Many early memories of pain relief are associated with grandmother’s store cupboards and knowing its power and potency. There were herbs and spices such as cloves to take away toothache, garlic to cure ear pain, turmeric to ease cuts, lavender to make migraines vanish, peppermint to make bones hurt less and eucalyptus to ease the aches of the flu.
Every culture has potions and poultices that have traveled over time to help people combat pain. The efficacy of some has been proven by medical research, while others now come efficiently packaged for purchase.
“Most of our patients come here disappointed, or to avoid the side effects. We offer a variety of treatments that are individualized, effective, and don’t have side effects.” DHTC offers Ayurveda, homeopathy, Certificated Lymphedema Therapist (CLT) and Traditional Chinese Medicine (TCM), among others. Dr. Alonso says the newest is laser IV treatment for chronic pain and inflammation, but acupuncture remains the most popular and effective.
Dr. Jun Huang (MD, Acupuncture, and Tuina), Chaslu Wellbeing Centre says, “Acupuncture is one of many solutions in TCM for pain-alleviation, and all focus on the life energy chi, its 12 meridians or channels, and its 365 treatment points. A rough translation of an old Chinese saying is – channel blocked only pain, the channel opened, no pain.”

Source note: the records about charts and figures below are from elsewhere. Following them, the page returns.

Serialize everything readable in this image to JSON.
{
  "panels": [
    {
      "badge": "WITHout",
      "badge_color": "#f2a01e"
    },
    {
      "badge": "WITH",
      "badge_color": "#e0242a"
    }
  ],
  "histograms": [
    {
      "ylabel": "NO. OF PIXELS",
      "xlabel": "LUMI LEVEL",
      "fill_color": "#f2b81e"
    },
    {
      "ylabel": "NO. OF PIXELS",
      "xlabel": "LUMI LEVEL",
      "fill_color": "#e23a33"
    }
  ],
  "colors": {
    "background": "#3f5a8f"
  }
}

Clinical hypnotherapist Soniyaa Kiran Punjabi is the founder of Illuminations Well-Being Centre at Jumeirah Lakes Towers. She argues that most doctors only treat symptoms while ignoring the emotional and mental well-being of people in pain. “We help them release their emotional blocks, start loving themselves and then use powerful approaches that attempt to resolve their physical pain. Our approach involves identifying psychological or mental triggers that create emotional issues, which get stored in our tissues. We then use a combination of non-invasive methods to resolve them.”
Punjabi says every form of healing has its place alongside allopathy, and the center offers a combination of hypnotherapy, energy healing, sound healing, breathwork, and bio-energy bodywork. “All the modalities we offer simply complement mainstream medication and are not replacements.”
In less exotic, everyday options – with classes and sessions across the country – Indian yoga and Chinese tai chi are exercise practices to stretch and strengthen muscles. Many studies have proven that both can help people manage pain caused by different conditions.
There is more. Long-term Dubai resident Anupama Venugopal is doing her MA in Art Therapy from Indian Holistic Mental Health Research Centre and aims to practice it. Studies show its remarkable success with palliative patients in pain. “Art therapy does not replace painkillers. It gives a person a venue and an avenue to forget about the pain,” she says. “What will be achieved is a tranquil state of mind where the pain is neither ceaseless nor constant.”